Out of population of 200,000 in these Unions he considered that 130,000 were likely to be those among whom house-to-house visitation might be wise and useful. The number of bona fide visitor in these Unions he estimated at about 50.; they were mainly ladies, generally non-resident, working with little or no inter-commnication, and occasionally as gift-distributing rivals. These were not all who visited the poor; there were 8 relieving officers, 10 or 12 School Board visitors, 3 agents of the Charity Organisation Society, about 50 clergy and recognised dissenting ministers, 12 almoners of the Society for Relief of Distress, above 100 lay agents, such as city missionaries, Bible woman, Scripture readers and the like, besides all sorts of religious adventurers, Gospel missioners, and quite an army of Sunday School teachers, who visited the homes of the poor from time to time, but did not as a rule visit regularly.

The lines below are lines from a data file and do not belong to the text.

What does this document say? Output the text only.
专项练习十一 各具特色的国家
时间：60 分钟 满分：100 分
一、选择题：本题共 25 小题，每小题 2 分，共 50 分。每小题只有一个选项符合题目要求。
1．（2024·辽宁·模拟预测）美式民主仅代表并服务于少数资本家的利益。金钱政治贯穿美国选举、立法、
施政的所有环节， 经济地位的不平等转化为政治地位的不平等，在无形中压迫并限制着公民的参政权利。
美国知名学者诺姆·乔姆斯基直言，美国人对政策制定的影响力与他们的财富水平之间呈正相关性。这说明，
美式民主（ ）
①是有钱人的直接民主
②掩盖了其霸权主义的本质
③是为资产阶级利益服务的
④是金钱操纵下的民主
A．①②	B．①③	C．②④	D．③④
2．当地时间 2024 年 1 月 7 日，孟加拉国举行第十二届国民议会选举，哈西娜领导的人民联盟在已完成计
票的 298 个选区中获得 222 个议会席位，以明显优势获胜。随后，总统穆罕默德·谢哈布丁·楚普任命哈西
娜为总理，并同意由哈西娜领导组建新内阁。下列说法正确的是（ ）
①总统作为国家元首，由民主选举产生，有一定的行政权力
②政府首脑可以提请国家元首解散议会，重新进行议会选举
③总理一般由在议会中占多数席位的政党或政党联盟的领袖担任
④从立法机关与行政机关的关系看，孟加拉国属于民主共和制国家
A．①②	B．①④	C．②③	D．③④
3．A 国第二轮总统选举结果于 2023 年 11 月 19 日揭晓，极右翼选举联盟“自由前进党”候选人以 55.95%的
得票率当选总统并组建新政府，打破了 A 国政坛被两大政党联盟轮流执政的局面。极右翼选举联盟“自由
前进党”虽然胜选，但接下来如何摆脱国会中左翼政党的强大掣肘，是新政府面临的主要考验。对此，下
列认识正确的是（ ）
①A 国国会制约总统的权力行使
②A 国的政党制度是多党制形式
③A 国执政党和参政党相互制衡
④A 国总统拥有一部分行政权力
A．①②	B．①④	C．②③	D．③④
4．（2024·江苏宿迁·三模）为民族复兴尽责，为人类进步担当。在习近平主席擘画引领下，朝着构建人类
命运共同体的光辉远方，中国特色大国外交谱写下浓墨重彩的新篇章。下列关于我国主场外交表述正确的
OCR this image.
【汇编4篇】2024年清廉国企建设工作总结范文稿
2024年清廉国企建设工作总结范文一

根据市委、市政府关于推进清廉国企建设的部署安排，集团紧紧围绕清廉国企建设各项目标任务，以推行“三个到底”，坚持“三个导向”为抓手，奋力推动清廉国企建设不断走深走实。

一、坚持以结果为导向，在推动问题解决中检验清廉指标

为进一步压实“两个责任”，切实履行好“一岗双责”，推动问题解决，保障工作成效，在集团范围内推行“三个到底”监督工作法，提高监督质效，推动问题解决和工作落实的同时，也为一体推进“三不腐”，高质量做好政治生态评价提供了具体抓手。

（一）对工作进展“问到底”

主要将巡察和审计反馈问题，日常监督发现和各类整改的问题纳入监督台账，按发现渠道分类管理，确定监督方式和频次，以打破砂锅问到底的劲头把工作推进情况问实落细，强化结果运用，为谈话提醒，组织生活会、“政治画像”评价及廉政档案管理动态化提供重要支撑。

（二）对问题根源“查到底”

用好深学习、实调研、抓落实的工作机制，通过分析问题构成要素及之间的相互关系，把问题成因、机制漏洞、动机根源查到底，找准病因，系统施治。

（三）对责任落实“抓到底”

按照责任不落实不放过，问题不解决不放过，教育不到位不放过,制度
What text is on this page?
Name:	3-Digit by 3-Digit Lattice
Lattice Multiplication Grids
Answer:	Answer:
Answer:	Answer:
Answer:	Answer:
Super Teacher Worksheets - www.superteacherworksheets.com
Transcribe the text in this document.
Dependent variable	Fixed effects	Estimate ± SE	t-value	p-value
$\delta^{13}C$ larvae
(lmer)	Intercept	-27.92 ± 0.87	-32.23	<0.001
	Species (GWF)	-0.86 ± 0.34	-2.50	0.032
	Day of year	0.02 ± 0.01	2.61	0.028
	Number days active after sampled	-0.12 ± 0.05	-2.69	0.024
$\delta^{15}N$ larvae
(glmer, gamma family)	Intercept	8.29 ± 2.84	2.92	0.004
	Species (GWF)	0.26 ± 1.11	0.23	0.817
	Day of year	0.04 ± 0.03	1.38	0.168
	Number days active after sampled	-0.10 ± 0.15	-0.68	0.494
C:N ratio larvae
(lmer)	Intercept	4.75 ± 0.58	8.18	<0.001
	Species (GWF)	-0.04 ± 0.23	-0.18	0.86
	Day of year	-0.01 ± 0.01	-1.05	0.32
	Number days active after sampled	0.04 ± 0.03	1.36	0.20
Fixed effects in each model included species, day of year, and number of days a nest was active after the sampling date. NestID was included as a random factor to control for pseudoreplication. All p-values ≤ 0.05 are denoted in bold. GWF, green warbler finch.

The usual state of things might be described by what a clergyman in the East End had recently told him, viz., that a court in his parish might go unvisited from year's end to year's end until some special calamity befell it, such as a police case, etc., then there was a swoop of rival charitable eagles from all sorts of religious quarters to settle on the body. Personal work was thus inadequate, unorganised, and often tainted with religious prejudice and partisanship.